( dpa ) - Pope Benedict XVI on Thursday said the practice of in vitro fertilization - when human egg cells are fertilized by sperm outside a woman's womb - had "breached the barrier that safeguards human dignity."
The pontiff made the remark in a speech to members of the Congregation for the Doctrine of the Faith, the Vatican's watchdog on moral and religious teachings.
Benedict, referring to a 1987 document issued by the Congregation - which he headed at the time as Cardinal Joseph Ratzinger - said the church in its criticism of in vitro fertilization (IVF) had anticipated several subsequent bio-ethical problems.
The document, titled Donum Vitae (Gift of Life), holds that IVF is morally wrong because it replaces the "natural" sexual union between husband and wife.
It also condemns the practice because it often results in the destruction of some embryos - a violation of human life which the church identifies as such from conception.

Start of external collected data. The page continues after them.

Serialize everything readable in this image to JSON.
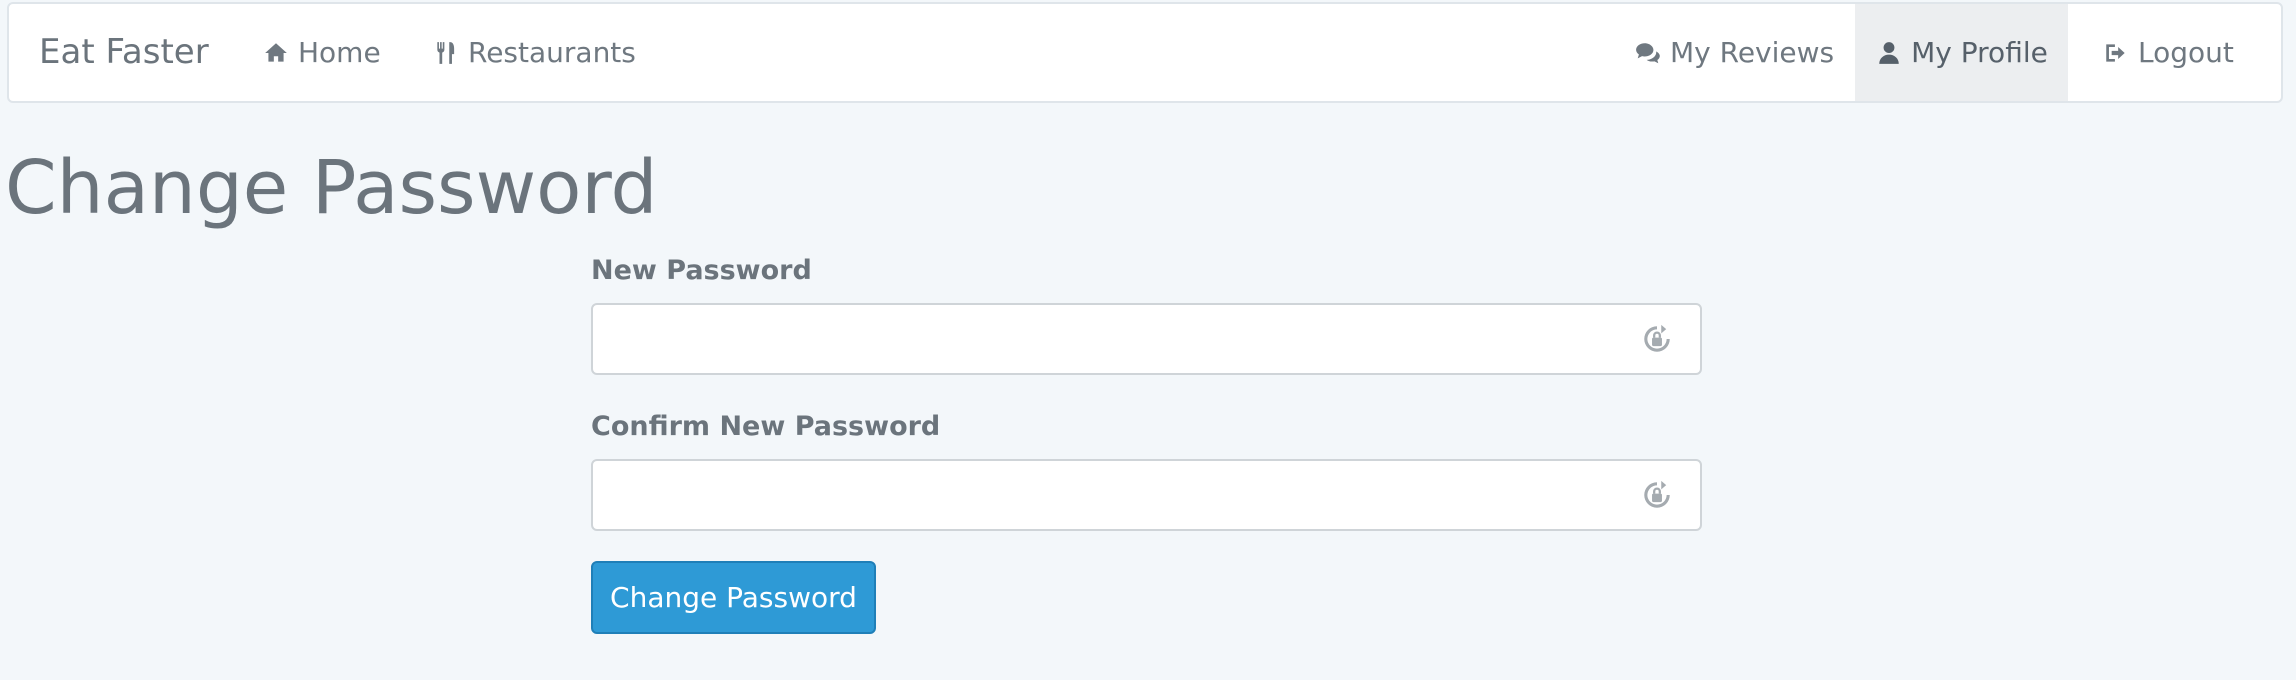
{
  "navbar": {
    "brand": "Eat Faster",
    "left_items": [
      {
        "label": "Home",
        "icon": "home-icon"
      },
      {
        "label": "Restaurants",
        "icon": "cutlery-icon"
      }
    ],
    "right_items": [
      {
        "label": "My Reviews",
        "icon": "comments-icon"
      },
      {
        "label": "My Profile",
        "icon": "user-icon",
        "active": true
      },
      {
        "label": "Logout",
        "icon": "logout-icon"
      }
    ]
  },
  "page": {
    "title": "Change Password"
  },
  "form": {
    "new_password": {
      "label": "New Password",
      "value": "",
      "icon": "password-manager-icon"
    },
    "confirm_password": {
      "label": "Confirm New Password",
      "value": "",
      "icon": "password-manager-icon"
    },
    "submit_label": "Change Password"
  },
  "colors": {
    "background": "#f3f7fa",
    "primary": "#2e9ad6",
    "text": "#6b747c",
    "active_nav": "#eceef0"
  }
}
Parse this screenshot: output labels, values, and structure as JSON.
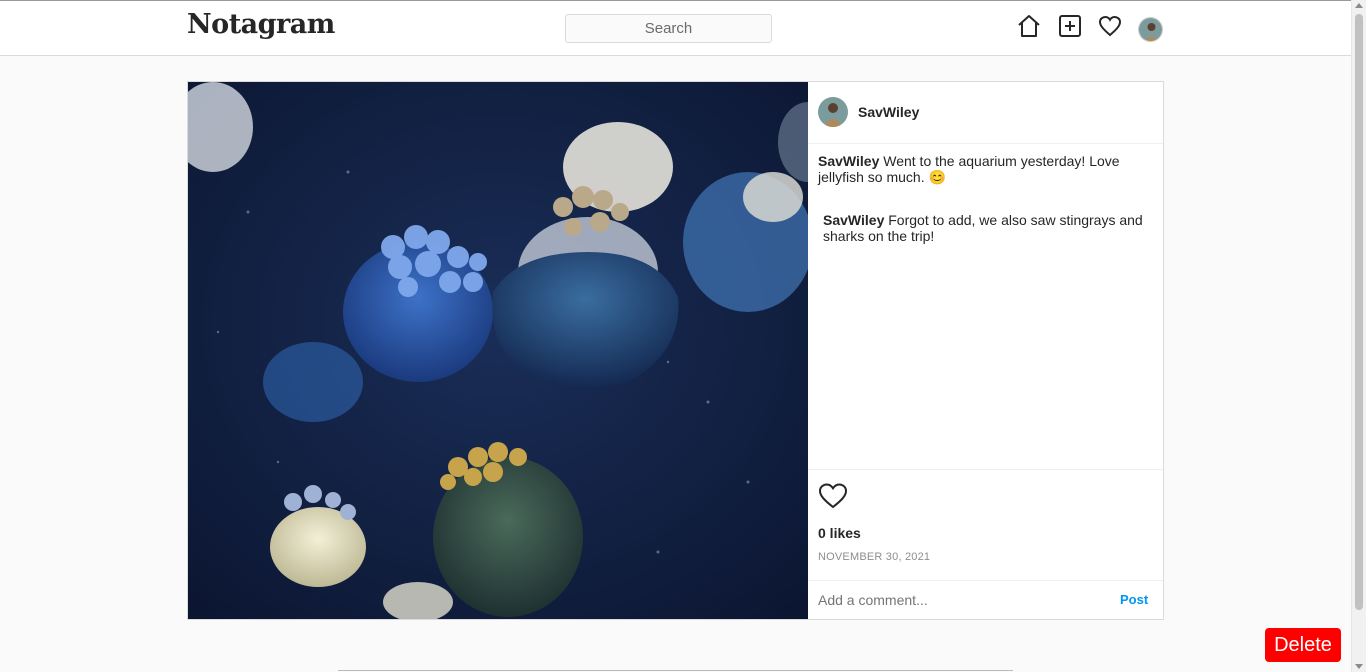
{
  "header": {
    "logo": "Notagram",
    "search_placeholder": "Search",
    "icons": [
      "home-icon",
      "new-post-icon",
      "heart-icon",
      "profile-avatar"
    ]
  },
  "post": {
    "image_alt": "jellyfish",
    "username": "SavWiley",
    "caption_user": "SavWiley",
    "caption_text": " Went to the aquarium yesterday! Love jellyfish so much. 😊",
    "comments": [
      {
        "user": "SavWiley",
        "text": " Forgot to add, we also saw stingrays and sharks on the trip!"
      }
    ],
    "likes_label": "0 likes",
    "date": "NOVEMBER 30, 2021",
    "comment_placeholder": "Add a comment...",
    "post_button": "Post"
  },
  "delete_button": "Delete",
  "colors": {
    "accent_blue": "#0095f6",
    "delete_red": "#ff0000",
    "border": "#dbdbdb",
    "background": "#fafafa"
  }
}
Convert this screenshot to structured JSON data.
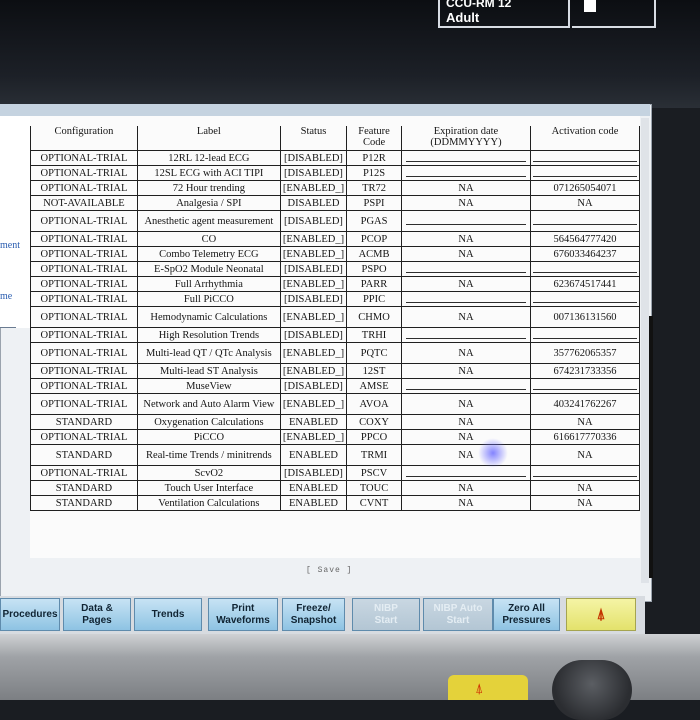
{
  "header": {
    "bed_label_partial": "CCU-RM 12",
    "patient_category": "Adult"
  },
  "side_panel": {
    "label_1": "ment",
    "label_2": "me"
  },
  "table": {
    "columns": [
      "Configuration",
      "Label",
      "Status",
      "Feature Code",
      "Expiration date (DDMMYYYY)",
      "Activation code"
    ],
    "rows": [
      {
        "config": "OPTIONAL-TRIAL",
        "label": "12RL 12-lead ECG",
        "status": "[DISABLED]",
        "code": "P12R",
        "exp": "",
        "act": ""
      },
      {
        "config": "OPTIONAL-TRIAL",
        "label": "12SL ECG with ACI TIPI",
        "status": "[DISABLED]",
        "code": "P12S",
        "exp": "",
        "act": ""
      },
      {
        "config": "OPTIONAL-TRIAL",
        "label": "72 Hour trending",
        "status": "[ENABLED_]",
        "code": "TR72",
        "exp": "NA",
        "act": "071265054071"
      },
      {
        "config": "NOT-AVAILABLE",
        "label": "Analgesia / SPI",
        "status": "DISABLED",
        "code": "PSPI",
        "exp": "NA",
        "act": "NA"
      },
      {
        "config": "OPTIONAL-TRIAL",
        "label": "Anesthetic agent measurement",
        "status": "[DISABLED]",
        "code": "PGAS",
        "exp": "",
        "act": ""
      },
      {
        "config": "OPTIONAL-TRIAL",
        "label": "CO",
        "status": "[ENABLED_]",
        "code": "PCOP",
        "exp": "NA",
        "act": "564564777420"
      },
      {
        "config": "OPTIONAL-TRIAL",
        "label": "Combo Telemetry ECG",
        "status": "[ENABLED_]",
        "code": "ACMB",
        "exp": "NA",
        "act": "676033464237"
      },
      {
        "config": "OPTIONAL-TRIAL",
        "label": "E-SpO2 Module Neonatal",
        "status": "[DISABLED]",
        "code": "PSPO",
        "exp": "",
        "act": ""
      },
      {
        "config": "OPTIONAL-TRIAL",
        "label": "Full Arrhythmia",
        "status": "[ENABLED_]",
        "code": "PARR",
        "exp": "NA",
        "act": "623674517441"
      },
      {
        "config": "OPTIONAL-TRIAL",
        "label": "Full PiCCO",
        "status": "[DISABLED]",
        "code": "PPIC",
        "exp": "",
        "act": ""
      },
      {
        "config": "OPTIONAL-TRIAL",
        "label": "Hemodynamic Calculations",
        "status": "[ENABLED_]",
        "code": "CHMO",
        "exp": "NA",
        "act": "007136131560"
      },
      {
        "config": "OPTIONAL-TRIAL",
        "label": "High Resolution Trends",
        "status": "[DISABLED]",
        "code": "TRHI",
        "exp": "",
        "act": ""
      },
      {
        "config": "OPTIONAL-TRIAL",
        "label": "Multi-lead QT / QTc Analysis",
        "status": "[ENABLED_]",
        "code": "PQTC",
        "exp": "NA",
        "act": "357762065357"
      },
      {
        "config": "OPTIONAL-TRIAL",
        "label": "Multi-lead ST Analysis",
        "status": "[ENABLED_]",
        "code": "12ST",
        "exp": "NA",
        "act": "674231733356"
      },
      {
        "config": "OPTIONAL-TRIAL",
        "label": "MuseView",
        "status": "[DISABLED]",
        "code": "AMSE",
        "exp": "",
        "act": ""
      },
      {
        "config": "OPTIONAL-TRIAL",
        "label": "Network and Auto Alarm View",
        "status": "[ENABLED_]",
        "code": "AVOA",
        "exp": "NA",
        "act": "403241762267"
      },
      {
        "config": "STANDARD",
        "label": "Oxygenation Calculations",
        "status": "ENABLED",
        "code": "COXY",
        "exp": "NA",
        "act": "NA"
      },
      {
        "config": "OPTIONAL-TRIAL",
        "label": "PiCCO",
        "status": "[ENABLED_]",
        "code": "PPCO",
        "exp": "NA",
        "act": "616617770336"
      },
      {
        "config": "STANDARD",
        "label": "Real-time Trends / minitrends",
        "status": "ENABLED",
        "code": "TRMI",
        "exp": "NA",
        "act": "NA"
      },
      {
        "config": "OPTIONAL-TRIAL",
        "label": "ScvO2",
        "status": "[DISABLED]",
        "code": "PSCV",
        "exp": "",
        "act": ""
      },
      {
        "config": "STANDARD",
        "label": "Touch User Interface",
        "status": "ENABLED",
        "code": "TOUC",
        "exp": "NA",
        "act": "NA"
      },
      {
        "config": "STANDARD",
        "label": "Ventilation Calculations",
        "status": "ENABLED",
        "code": "CVNT",
        "exp": "NA",
        "act": "NA"
      }
    ]
  },
  "save_label": "[ Save ]",
  "buttons": [
    {
      "line1": "Procedures",
      "line2": ""
    },
    {
      "line1": "Data &",
      "line2": "Pages"
    },
    {
      "line1": "Trends",
      "line2": ""
    },
    {
      "line1": "Print",
      "line2": "Waveforms"
    },
    {
      "line1": "Freeze/",
      "line2": "Snapshot"
    },
    {
      "line1": "NIBP",
      "line2": "Start"
    },
    {
      "line1": "NIBP Auto",
      "line2": "Start"
    },
    {
      "line1": "Zero All",
      "line2": "Pressures"
    },
    {
      "line1": "⍋",
      "line2": ""
    }
  ],
  "icons": {
    "alarm_silence": "alarm-bell-icon",
    "cursor": "cursor-x-icon"
  },
  "colors": {
    "button_blue": "#8ec3e3",
    "button_yellow": "#e3e26c",
    "side_text": "#2a5db0"
  }
}
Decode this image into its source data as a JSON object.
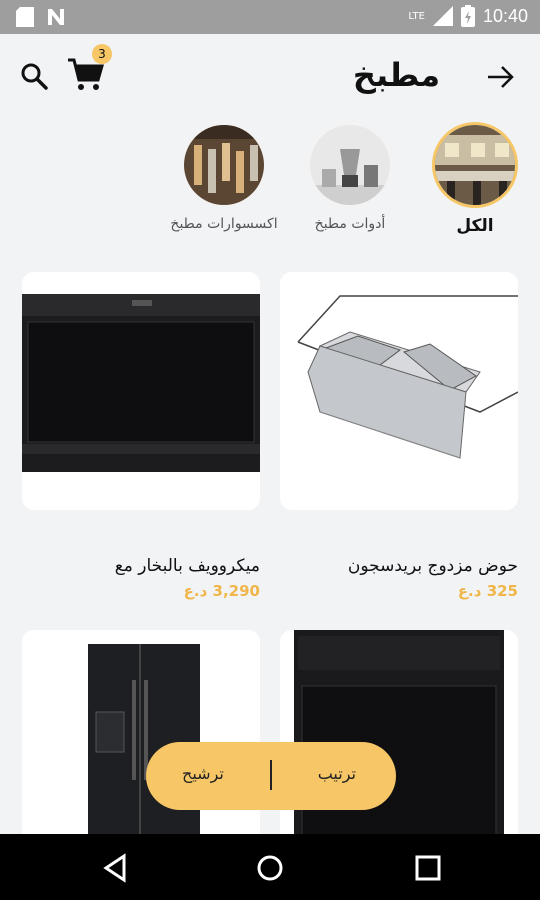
{
  "status_bar": {
    "time": "10:40",
    "network_label": "LTE",
    "icons": [
      "sd-card-icon",
      "n-icon",
      "signal-icon",
      "battery-icon"
    ]
  },
  "header": {
    "title": "مطبخ",
    "cart_count": "3",
    "icons": [
      "search-icon",
      "cart-icon",
      "back-arrow-icon"
    ]
  },
  "categories": [
    {
      "label": "الكل",
      "active": true
    },
    {
      "label": "أدوات مطبخ",
      "active": false
    },
    {
      "label": "اكسسوارات مطبخ",
      "active": false
    }
  ],
  "products": [
    {
      "name": "حوض مزدوج بريدسجون",
      "price": "325 د.ع"
    },
    {
      "name": "ميكروويف بالبخار مع",
      "price": "3,290 د.ع"
    },
    {
      "name": "",
      "price": ""
    },
    {
      "name": "",
      "price": ""
    }
  ],
  "fab": {
    "sort_label": "ترتيب",
    "filter_label": "ترشيح"
  },
  "colors": {
    "accent": "#f6c667",
    "price": "#f0b64a",
    "background": "#f2f3f5",
    "status_bar": "#9e9e9e"
  }
}
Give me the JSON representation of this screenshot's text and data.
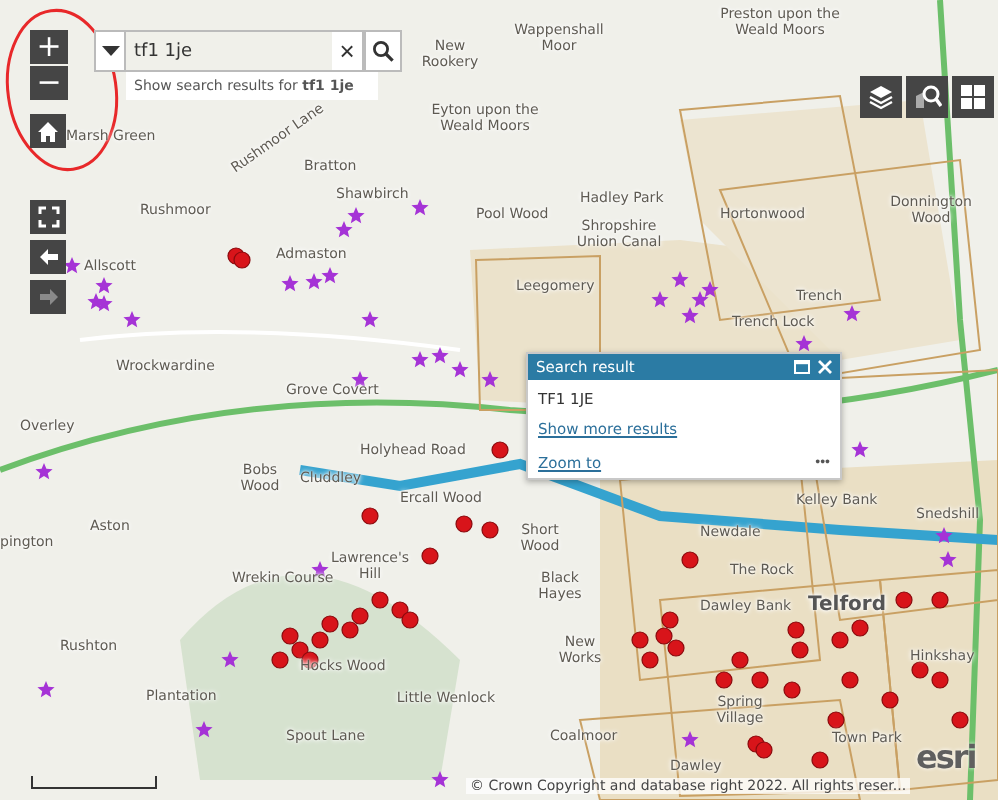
{
  "search": {
    "value": "tf1 1je",
    "suggestion": "Show search results for **tf1 1je**",
    "clear": "×"
  },
  "zoom_controls": [
    "+",
    "−"
  ],
  "nav_buttons": [
    {
      "kind": "home",
      "disabled": false
    },
    {
      "kind": "fullscreen",
      "disabled": false
    },
    {
      "kind": "back",
      "disabled": false
    },
    {
      "kind": "forward",
      "disabled": true
    }
  ],
  "toolbar": [
    {
      "kind": "layers"
    },
    {
      "kind": "region-search"
    },
    {
      "kind": "basemap"
    }
  ],
  "popup": {
    "title": "Search result",
    "result": "TF1 1JE",
    "link": "Show more results",
    "action": "Zoom to",
    "menu": "•••"
  },
  "map_labels": [
    "New Rookery",
    "Wappenshall Moor",
    "Preston upon the Weald Moors",
    "Eyton upon the Weald Moors",
    "Marsh Green",
    "Bratton",
    "Shawbirch",
    "Rushmoor",
    "Hadley Park",
    "Pool Wood",
    "Shropshire Union Canal",
    "Hortonwood",
    "Donnington Wood",
    "Allscott",
    "Admaston",
    "Leegomery",
    "Trench Lock",
    "Trench",
    "Wrockwardine",
    "Grove Covert",
    "Overley",
    "Holyhead Road",
    "Bobs Wood",
    "Cluddley",
    "Ercall Wood",
    "Kelley Bank",
    "Newdale",
    "The Rock",
    "Snedshill",
    "Aston",
    "Short Wood",
    "Lawrence's Hill",
    "Wrekin Course",
    "Black Hayes",
    "Dawley Bank",
    "Telford",
    "Rushton",
    "New Works",
    "Hinkshay",
    "Little Wenlock",
    "Coalmoor",
    "Town Park",
    "Dawley",
    "Hocks Wood",
    "Spring Village",
    "Spout Lane",
    "Plantation",
    "Rushmoor Lane",
    "pington"
  ],
  "attribution": "© Crown Copyright and database right 2022. All rights reser...",
  "logo": "esri"
}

IVF had ushered in new "connected "problems said Benedict, such as the freezing of human embryos and the practice of selecting or discarding them based on scientific tests, stem cell research and cloning.
"When human beings in the most vulnerable state of their existence are selected, abandoned, killed or treated as 'biological matter,' how can it be denied that they are being treated like 'something' rather than 'someone' and thus question the very concept of human dignity," the pontiff said.
Benedict said "the Church appreciates and encourages progress in the biomedical sciences, which opens up previously unimagined therapeutic possibilities."
But he added that it was also the church's duty "to enlighten everyone's consciences so that scientific progress may be truly respectful of all human beings."